Alvarez’s entire journalism enterprise emerged from, yes, engagement. Now, she says, her biggest challenge is finding a way to financially support the work. “I really was focused on getting the journalism right, and the news product right first, and so now my challenge is okay, time to grow up. We got that, now what’s next?”

And so, by nightfall, a clearer picture had presented itself of how the industry is working through the engagement equation.

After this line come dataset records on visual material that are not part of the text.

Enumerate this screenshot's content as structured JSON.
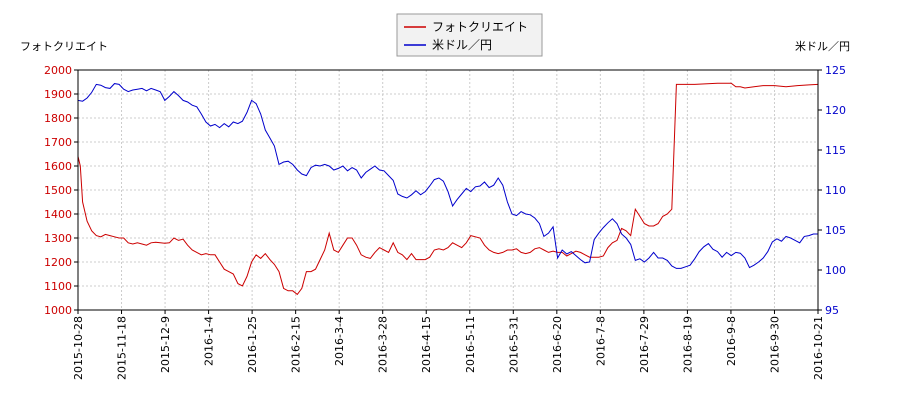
{
  "chart_data": {
    "type": "line",
    "left_axis_title": "フォトクリエイト",
    "right_axis_title": "米ドル／円",
    "x_tick_labels": [
      "2015-10-28",
      "2015-11-18",
      "2015-12-9",
      "2016-1-4",
      "2016-1-25",
      "2016-2-15",
      "2016-3-4",
      "2016-3-28",
      "2016-4-15",
      "2016-5-11",
      "2016-5-31",
      "2016-6-20",
      "2016-7-8",
      "2016-7-29",
      "2016-8-19",
      "2016-9-8",
      "2016-9-30",
      "2016-10-21"
    ],
    "y_left": {
      "min": 1000,
      "max": 2000,
      "ticks": [
        1000,
        1100,
        1200,
        1300,
        1400,
        1500,
        1600,
        1700,
        1800,
        1900,
        2000
      ]
    },
    "y_right": {
      "min": 95,
      "max": 125,
      "ticks": [
        95,
        100,
        105,
        110,
        115,
        120,
        125
      ]
    },
    "grid": true,
    "legend_position": "top-center",
    "series": [
      {
        "name": "フォトクリエイト",
        "axis": "left",
        "color": "#cc0000",
        "values": [
          [
            0,
            1640
          ],
          [
            1,
            1600
          ],
          [
            2,
            1450
          ],
          [
            4,
            1370
          ],
          [
            6,
            1330
          ],
          [
            8,
            1310
          ],
          [
            10,
            1305
          ],
          [
            12,
            1315
          ],
          [
            14,
            1310
          ],
          [
            16,
            1305
          ],
          [
            18,
            1300
          ],
          [
            20,
            1300
          ],
          [
            22,
            1280
          ],
          [
            24,
            1275
          ],
          [
            26,
            1280
          ],
          [
            28,
            1275
          ],
          [
            30,
            1270
          ],
          [
            32,
            1280
          ],
          [
            34,
            1282
          ],
          [
            36,
            1280
          ],
          [
            38,
            1278
          ],
          [
            40,
            1280
          ],
          [
            42,
            1300
          ],
          [
            44,
            1290
          ],
          [
            46,
            1295
          ],
          [
            48,
            1270
          ],
          [
            50,
            1250
          ],
          [
            52,
            1240
          ],
          [
            54,
            1230
          ],
          [
            56,
            1235
          ],
          [
            58,
            1230
          ],
          [
            60,
            1230
          ],
          [
            62,
            1200
          ],
          [
            64,
            1170
          ],
          [
            66,
            1160
          ],
          [
            68,
            1150
          ],
          [
            70,
            1110
          ],
          [
            72,
            1100
          ],
          [
            74,
            1140
          ],
          [
            76,
            1200
          ],
          [
            78,
            1230
          ],
          [
            80,
            1215
          ],
          [
            82,
            1235
          ],
          [
            84,
            1210
          ],
          [
            86,
            1190
          ],
          [
            88,
            1160
          ],
          [
            90,
            1090
          ],
          [
            92,
            1080
          ],
          [
            94,
            1080
          ],
          [
            96,
            1065
          ],
          [
            98,
            1090
          ],
          [
            100,
            1160
          ],
          [
            102,
            1160
          ],
          [
            104,
            1170
          ],
          [
            106,
            1210
          ],
          [
            108,
            1250
          ],
          [
            110,
            1320
          ],
          [
            112,
            1250
          ],
          [
            114,
            1240
          ],
          [
            116,
            1270
          ],
          [
            118,
            1300
          ],
          [
            120,
            1300
          ],
          [
            122,
            1270
          ],
          [
            124,
            1230
          ],
          [
            126,
            1220
          ],
          [
            128,
            1215
          ],
          [
            130,
            1240
          ],
          [
            132,
            1260
          ],
          [
            134,
            1250
          ],
          [
            136,
            1240
          ],
          [
            138,
            1280
          ],
          [
            140,
            1240
          ],
          [
            142,
            1230
          ],
          [
            144,
            1210
          ],
          [
            146,
            1235
          ],
          [
            148,
            1210
          ],
          [
            150,
            1210
          ],
          [
            152,
            1210
          ],
          [
            154,
            1220
          ],
          [
            156,
            1250
          ],
          [
            158,
            1255
          ],
          [
            160,
            1250
          ],
          [
            162,
            1260
          ],
          [
            164,
            1280
          ],
          [
            166,
            1270
          ],
          [
            168,
            1260
          ],
          [
            170,
            1280
          ],
          [
            172,
            1310
          ],
          [
            174,
            1305
          ],
          [
            176,
            1300
          ],
          [
            178,
            1270
          ],
          [
            180,
            1250
          ],
          [
            182,
            1240
          ],
          [
            184,
            1235
          ],
          [
            186,
            1240
          ],
          [
            188,
            1250
          ],
          [
            190,
            1250
          ],
          [
            192,
            1255
          ],
          [
            194,
            1240
          ],
          [
            196,
            1235
          ],
          [
            198,
            1240
          ],
          [
            200,
            1255
          ],
          [
            202,
            1260
          ],
          [
            204,
            1250
          ],
          [
            206,
            1240
          ],
          [
            208,
            1245
          ],
          [
            210,
            1240
          ],
          [
            212,
            1240
          ],
          [
            214,
            1225
          ],
          [
            216,
            1235
          ],
          [
            218,
            1245
          ],
          [
            220,
            1240
          ],
          [
            222,
            1230
          ],
          [
            224,
            1220
          ],
          [
            226,
            1220
          ],
          [
            228,
            1220
          ],
          [
            230,
            1225
          ],
          [
            232,
            1260
          ],
          [
            234,
            1280
          ],
          [
            236,
            1290
          ],
          [
            238,
            1340
          ],
          [
            240,
            1330
          ],
          [
            242,
            1310
          ],
          [
            244,
            1420
          ],
          [
            246,
            1390
          ],
          [
            248,
            1360
          ],
          [
            250,
            1350
          ],
          [
            252,
            1350
          ],
          [
            254,
            1360
          ],
          [
            256,
            1390
          ],
          [
            258,
            1400
          ],
          [
            260,
            1420
          ],
          [
            262,
            1940
          ],
          [
            264,
            1940
          ],
          [
            270,
            1940
          ],
          [
            280,
            1945
          ],
          [
            286,
            1945
          ],
          [
            288,
            1930
          ],
          [
            290,
            1930
          ],
          [
            292,
            1925
          ],
          [
            296,
            1930
          ],
          [
            300,
            1935
          ],
          [
            305,
            1935
          ],
          [
            310,
            1930
          ],
          [
            315,
            1935
          ],
          [
            320,
            1938
          ],
          [
            324,
            1940
          ]
        ]
      },
      {
        "name": "米ドル／円",
        "axis": "right",
        "color": "#0000cc",
        "values": [
          [
            0,
            121.2
          ],
          [
            2,
            121.1
          ],
          [
            4,
            121.5
          ],
          [
            6,
            122.2
          ],
          [
            8,
            123.2
          ],
          [
            10,
            123.1
          ],
          [
            12,
            122.8
          ],
          [
            14,
            122.7
          ],
          [
            16,
            123.3
          ],
          [
            18,
            123.2
          ],
          [
            20,
            122.6
          ],
          [
            22,
            122.3
          ],
          [
            24,
            122.5
          ],
          [
            26,
            122.6
          ],
          [
            28,
            122.7
          ],
          [
            30,
            122.4
          ],
          [
            32,
            122.7
          ],
          [
            34,
            122.5
          ],
          [
            36,
            122.3
          ],
          [
            38,
            121.2
          ],
          [
            40,
            121.7
          ],
          [
            42,
            122.3
          ],
          [
            44,
            121.8
          ],
          [
            46,
            121.2
          ],
          [
            48,
            121.0
          ],
          [
            50,
            120.6
          ],
          [
            52,
            120.4
          ],
          [
            54,
            119.5
          ],
          [
            56,
            118.5
          ],
          [
            58,
            118.0
          ],
          [
            60,
            118.2
          ],
          [
            62,
            117.8
          ],
          [
            64,
            118.3
          ],
          [
            66,
            117.9
          ],
          [
            68,
            118.5
          ],
          [
            70,
            118.3
          ],
          [
            72,
            118.6
          ],
          [
            74,
            119.7
          ],
          [
            76,
            121.2
          ],
          [
            78,
            120.8
          ],
          [
            80,
            119.5
          ],
          [
            82,
            117.5
          ],
          [
            84,
            116.5
          ],
          [
            86,
            115.5
          ],
          [
            88,
            113.2
          ],
          [
            90,
            113.5
          ],
          [
            92,
            113.6
          ],
          [
            94,
            113.2
          ],
          [
            96,
            112.5
          ],
          [
            98,
            112.0
          ],
          [
            100,
            111.8
          ],
          [
            102,
            112.8
          ],
          [
            104,
            113.1
          ],
          [
            106,
            113.0
          ],
          [
            108,
            113.2
          ],
          [
            110,
            113.0
          ],
          [
            112,
            112.5
          ],
          [
            114,
            112.7
          ],
          [
            116,
            113.0
          ],
          [
            118,
            112.4
          ],
          [
            120,
            112.8
          ],
          [
            122,
            112.5
          ],
          [
            124,
            111.5
          ],
          [
            126,
            112.2
          ],
          [
            128,
            112.6
          ],
          [
            130,
            113.0
          ],
          [
            132,
            112.5
          ],
          [
            134,
            112.4
          ],
          [
            136,
            111.8
          ],
          [
            138,
            111.2
          ],
          [
            140,
            109.5
          ],
          [
            142,
            109.2
          ],
          [
            144,
            109.0
          ],
          [
            146,
            109.4
          ],
          [
            148,
            109.9
          ],
          [
            150,
            109.4
          ],
          [
            152,
            109.8
          ],
          [
            154,
            110.5
          ],
          [
            156,
            111.3
          ],
          [
            158,
            111.5
          ],
          [
            160,
            111.1
          ],
          [
            162,
            109.8
          ],
          [
            164,
            108.0
          ],
          [
            166,
            108.8
          ],
          [
            168,
            109.5
          ],
          [
            170,
            110.2
          ],
          [
            172,
            109.8
          ],
          [
            174,
            110.4
          ],
          [
            176,
            110.5
          ],
          [
            178,
            111.0
          ],
          [
            180,
            110.3
          ],
          [
            182,
            110.6
          ],
          [
            184,
            111.5
          ],
          [
            186,
            110.6
          ],
          [
            188,
            108.5
          ],
          [
            190,
            107.0
          ],
          [
            192,
            106.8
          ],
          [
            194,
            107.3
          ],
          [
            196,
            107.0
          ],
          [
            198,
            106.9
          ],
          [
            200,
            106.5
          ],
          [
            202,
            105.8
          ],
          [
            204,
            104.2
          ],
          [
            206,
            104.6
          ],
          [
            208,
            105.4
          ],
          [
            210,
            101.5
          ],
          [
            212,
            102.5
          ],
          [
            214,
            102.0
          ],
          [
            216,
            102.3
          ],
          [
            218,
            101.8
          ],
          [
            220,
            101.3
          ],
          [
            222,
            100.9
          ],
          [
            224,
            101.0
          ],
          [
            226,
            103.8
          ],
          [
            228,
            104.6
          ],
          [
            230,
            105.3
          ],
          [
            232,
            105.9
          ],
          [
            234,
            106.4
          ],
          [
            236,
            105.8
          ],
          [
            238,
            104.5
          ],
          [
            240,
            104.0
          ],
          [
            242,
            103.2
          ],
          [
            244,
            101.2
          ],
          [
            246,
            101.4
          ],
          [
            248,
            101.0
          ],
          [
            250,
            101.5
          ],
          [
            252,
            102.2
          ],
          [
            254,
            101.5
          ],
          [
            256,
            101.5
          ],
          [
            258,
            101.2
          ],
          [
            260,
            100.5
          ],
          [
            262,
            100.2
          ],
          [
            264,
            100.2
          ],
          [
            266,
            100.4
          ],
          [
            268,
            100.6
          ],
          [
            270,
            101.4
          ],
          [
            272,
            102.3
          ],
          [
            274,
            102.9
          ],
          [
            276,
            103.3
          ],
          [
            278,
            102.6
          ],
          [
            280,
            102.3
          ],
          [
            282,
            101.6
          ],
          [
            284,
            102.2
          ],
          [
            286,
            101.8
          ],
          [
            288,
            102.2
          ],
          [
            290,
            102.1
          ],
          [
            292,
            101.5
          ],
          [
            294,
            100.3
          ],
          [
            296,
            100.6
          ],
          [
            298,
            101.0
          ],
          [
            300,
            101.5
          ],
          [
            302,
            102.3
          ],
          [
            304,
            103.5
          ],
          [
            306,
            103.9
          ],
          [
            308,
            103.6
          ],
          [
            310,
            104.2
          ],
          [
            312,
            104.0
          ],
          [
            314,
            103.7
          ],
          [
            316,
            103.4
          ],
          [
            318,
            104.2
          ],
          [
            320,
            104.3
          ],
          [
            322,
            104.5
          ],
          [
            324,
            104.5
          ]
        ]
      }
    ]
  }
}
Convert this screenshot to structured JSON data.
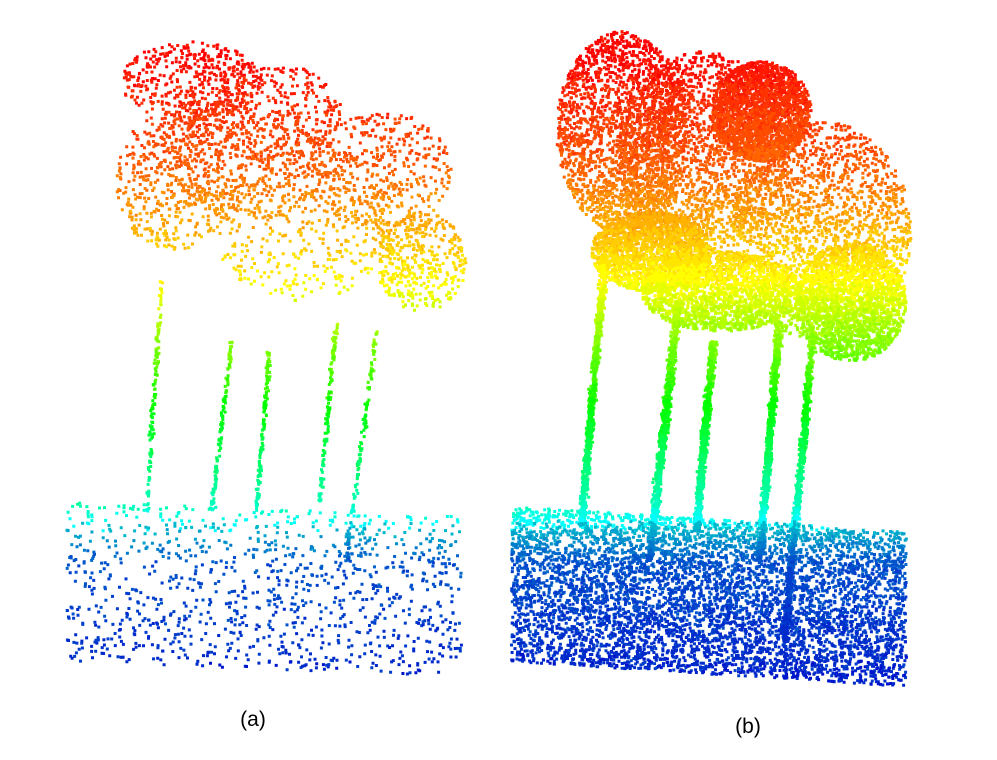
{
  "panels": [
    {
      "caption": "(a)"
    },
    {
      "caption": "(b)"
    }
  ]
}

Broadly speaking, engagement strategies and the media organizations who employ them fall into three groups: Group one includes Vox and a subset of other large news outlets for whom “engagement” is still very much measured by the numbers — a model which may prove workable for a few of the big guys who join forces with the other big guys to become the even bigger guys, and whose offerings include commodified sites centered on things people want to buy.

The second group includes the New York Times, the Globe and Mail and most other participants at the event, who don’t see a future for themselves in ad-driven, scale-based media business models and are deep into developing new revenue models built around engagement.

At engagement-driven public service news outlets the work is clearly worthy, but how to pay for it?

Outlier’s Sarah Alvarez belongs to what might be considered a third group: those driven by a journalistic commitment to a social good that begins with listening to communities — especially those historically under-served by traditional media — and meeting their information needs, but which has no clear path to monetization. The work is clearly worthy, but how to pay for it?

That’s among the many questions that remain unanswered. Sometimes progress is more about the search for questions than answers, though, and on this score, there are many in journalism dedicated to pressing ahead.